On minds, machines, and models
Every essay here circles one preoccupation: minds, machines, and organizations are all systems that compress the world into a model, then act from the model rather than the world. The compression is what makes them powerful. It is also where they fail: the moment a model becomes more comfortable than the reality it was built to track, fluency begins to stand in for understanding.
The first arc follows that substitution into thought itself. Cognitive Mirror, Cognitive Resignation, and Deep Persuasion ask what happens when a language model stops being a tool and becomes an environment: something that reshapes judgment, expertise, selfhood, and belief from the inside. The question is never whether the machine thinks. It is what we quietly stop doing once a system will interpret, compress, and persuade on our behalf, and how much understanding survives being outsourced.

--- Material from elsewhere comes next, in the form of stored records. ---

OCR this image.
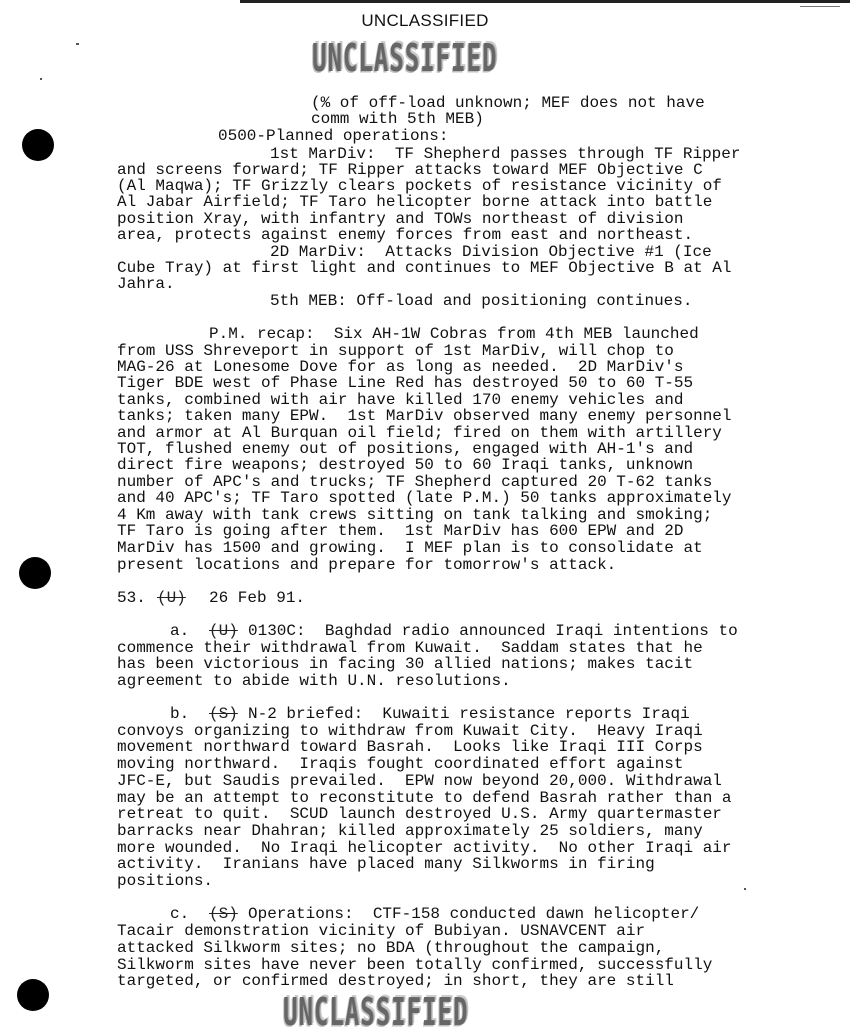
UNCLASSIFIED
UNCLASSIFIED
(% of off-load unknown; MEF does not have
comm with 5th MEB)
0500-Planned operations:
1st MarDiv:  TF Shepherd passes through TF Ripper
and screens forward; TF Ripper attacks toward MEF Objective C
(Al Maqwa); TF Grizzly clears pockets of resistance vicinity of
Al Jabar Airfield; TF Taro helicopter borne attack into battle
position Xray, with infantry and TOWs northeast of division
area, protects against enemy forces from east and northeast.
2D MarDiv:  Attacks Division Objective #1 (Ice
Cube Tray) at first light and continues to MEF Objective B at Al
Jahra.
5th MEB: Off-load and positioning continues.
P.M. recap:  Six AH-1W Cobras from 4th MEB launched
from USS Shreveport in support of 1st MarDiv, will chop to
MAG-26 at Lonesome Dove for as long as needed.  2D MarDiv's
Tiger BDE west of Phase Line Red has destroyed 50 to 60 T-55
tanks, combined with air have killed 170 enemy vehicles and
tanks; taken many EPW.  1st MarDiv observed many enemy personnel
and armor at Al Burquan oil field; fired on them with artillery
TOT, flushed enemy out of positions, engaged with AH-1's and
direct fire weapons; destroyed 50 to 60 Iraqi tanks, unknown
number of APC's and trucks; TF Shepherd captured 20 T-62 tanks
and 40 APC's; TF Taro spotted (late P.M.) 50 tanks approximately
4 Km away with tank crews sitting on tank talking and smoking;
TF Taro is going after them.  1st MarDiv has 600 EPW and 2D
MarDiv has 1500 and growing.  I MEF plan is to consolidate at
present locations and prepare for tomorrow's attack.
53. (U) 26 Feb 91.
a. (U) 0130C:  Baghdad radio announced Iraqi intentions to
commence their withdrawal from Kuwait.  Saddam states that he
has been victorious in facing 30 allied nations; makes tacit
agreement to abide with U.N. resolutions.
b. (S) N-2 briefed:  Kuwaiti resistance reports Iraqi
convoys organizing to withdraw from Kuwait City.  Heavy Iraqi
movement northward toward Basrah.  Looks like Iraqi III Corps
moving northward.  Iraqis fought coordinated effort against
JFC-E, but Saudis prevailed.  EPW now beyond 20,000. Withdrawal
may be an attempt to reconstitute to defend Basrah rather than a
retreat to quit.  SCUD launch destroyed U.S. Army quartermaster
barracks near Dhahran; killed approximately 25 soldiers, many
more wounded.  No Iraqi helicopter activity.  No other Iraqi air
activity.  Iranians have placed many Silkworms in firing
positions.
c. (S) Operations:  CTF-158 conducted dawn helicopter/
Tacair demonstration vicinity of Bubiyan. USNAVCENT air
attacked Silkworm sites; no BDA (throughout the campaign,
Silkworm sites have never been totally confirmed, successfully
targeted, or confirmed destroyed; in short, they are still
UNCLASSIFIED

The second arc turns the same lens on companies, which are cognitive systems too. Self-Healing Computation, Platform Customization, and Regularizing Complexity take up the engineering problem: how to turn messy, mutating business logic into infrastructure that survives contact with reality. Hiring Against the Room, Worse Is Better, and Good Companies carry the same argument into people and institutions. Strong organizations are not the polished, consensual, well-appointed ones, but the ones built so that reality reaches them faster than status, fear, or inertia can intercept it.
What joins the two arcs is a single suspicion: the failure mode of any learning system is to fall in love with its own representation, to let simulation harden into simulacrum. The work, in code as in cognition as in management, is to keep the world in the loop.